- Born: November 10, 1925 Palmira, Colombia
- Died: December 21, 2009 (aged 84) Cali, Colombia
- Occupations: Comedian, actor

= Jaime Agudelo =

Colombian actor

Jaime "El Flaco" Agudelo (November 10, 1925 – December 21, 2009) was a Colombian comedian and actor.

==Biography==
Born in Palmira, Jaime Agudelo Vidal studied systems engineering at first. He was able to develop his career as a comedian while working as a lathe operator in his home town.

In 1961 he traveled to Bogotá where he met Fernando González Pacheco, who helped him to make a name for himself while performing on the TV show, Operación Ja ja. Agudelo later worked for Campeones de la Risa in 1966 for two years.

He was one of the earliest cast members for Colombia's most famous comedy show in local TV history: Sábados Felices, which is still running after 39 years. Agudelo worked there ever since until his death. His most remembered performance was portraying a child called "Jaimito".
 The comedian never sought to retire from the program, not even asking for leave because of health issues (with the exceptions being the instances of two heart attacks).

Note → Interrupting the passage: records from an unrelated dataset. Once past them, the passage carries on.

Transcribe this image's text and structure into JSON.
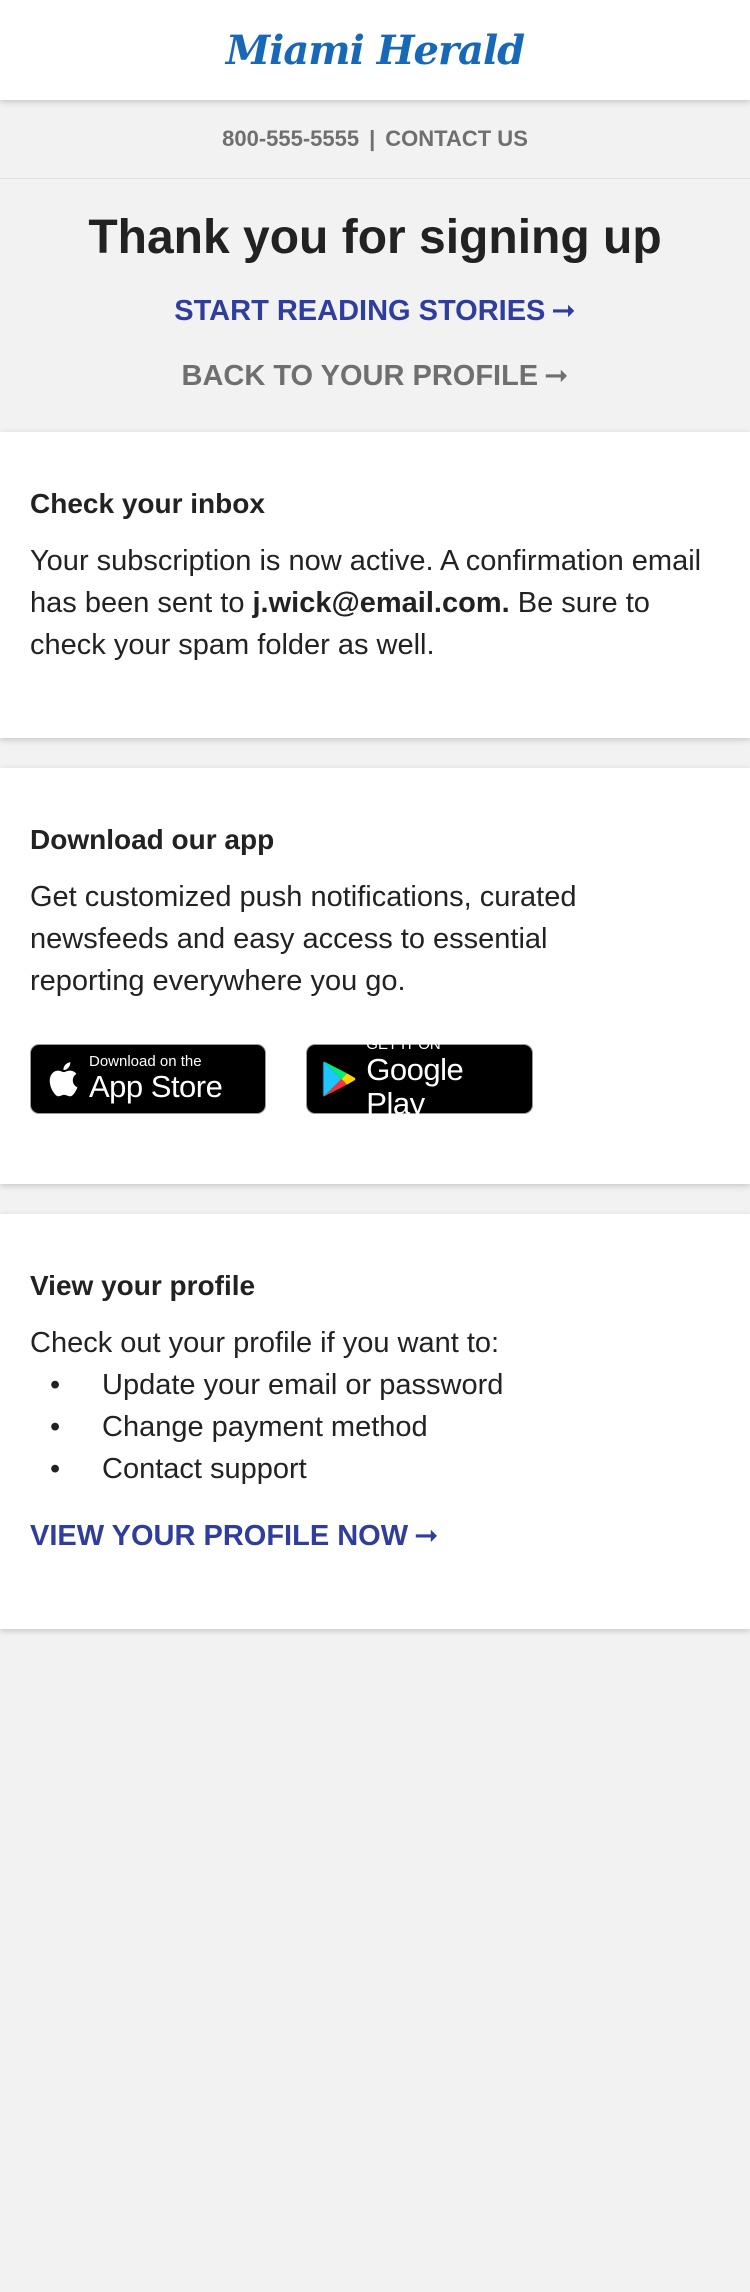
{
  "header": {
    "logo_text": "Miami Herald"
  },
  "contact": {
    "phone": "800-555-5555",
    "separator": "|",
    "contact_label": "CONTACT US"
  },
  "thanks": {
    "title": "Thank you for signing up",
    "start_reading": "START READING STORIES",
    "back_profile": "BACK TO YOUR PROFILE",
    "arrow": "➞"
  },
  "inbox": {
    "heading": "Check your inbox",
    "text_before": "Your subscription is now active. A confirmation email has been sent to ",
    "email": "j.wick@email.com.",
    "text_after": " Be sure to check your spam folder as well."
  },
  "app": {
    "heading": "Download our app",
    "text": "Get customized push notifications, curated newsfeeds and easy access to essential reporting everywhere you go.",
    "apple_small": "Download on the",
    "apple_big": "App Store",
    "google_small": "GET IT ON",
    "google_big": "Google Play"
  },
  "profile": {
    "heading": "View your profile",
    "intro": "Check out your profile if you want to:",
    "items": [
      "Update your email or password",
      "Change payment method",
      "Contact support"
    ],
    "cta": "VIEW YOUR PROFILE NOW",
    "arrow": "➞"
  },
  "colors": {
    "accent_blue": "#2f3d9c",
    "logo_blue": "#1868b8",
    "gray_text": "#6f6f6f"
  }
}
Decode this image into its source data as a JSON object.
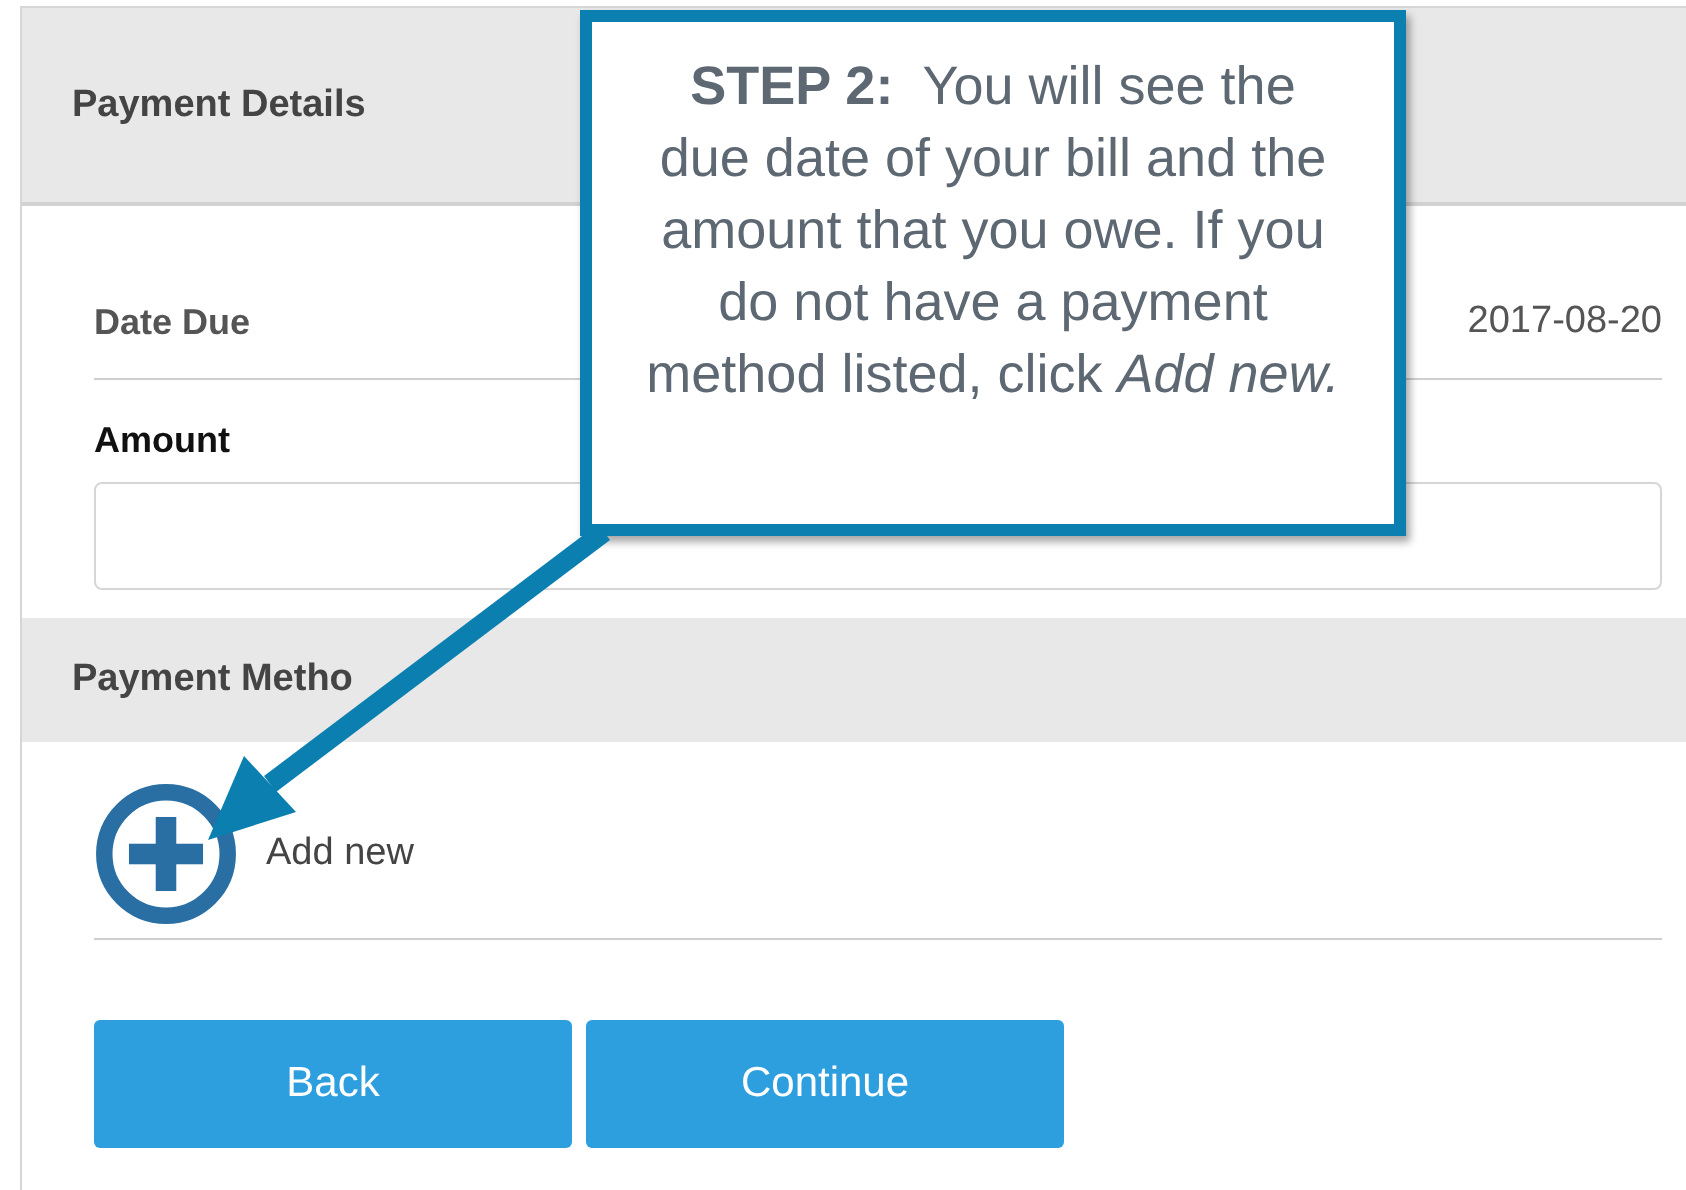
{
  "payment_details": {
    "title": "Payment Details",
    "date_due": {
      "label": "Date Due",
      "value": "2017-08-20"
    },
    "amount": {
      "label": "Amount"
    }
  },
  "payment_method": {
    "title": "Payment Metho",
    "add_new": "Add new"
  },
  "buttons": [
    "Back",
    "Continue"
  ],
  "callout": {
    "text": "**STEP 2:**  You will see the due date of your bill and the amount that you owe. If you do not have a payment method listed, click *Add new.*"
  }
}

Canal Caracol, the show's broadcaster, paid Agudelo a respectful tribute in October 2008. Agudelo died at Cali in 2009.

==Awards==
- Premio Antena as "Best comedian". (1975)

==Filmography==

| Year | Film |
|---|---|
| 1980 | One Hundred Years of Infidelity (Cien años de Infidelidad) |

==Death==
On December 19, 2009, Agudelo fell on his way to his home in Palmira, sustaining major hip injuries which caused a femur fracture. He was admitted to Rafael Uribe Uribe Hospital in Cali, where he died two days later, on Monday, December 21, due to respiratory failure, aged 83.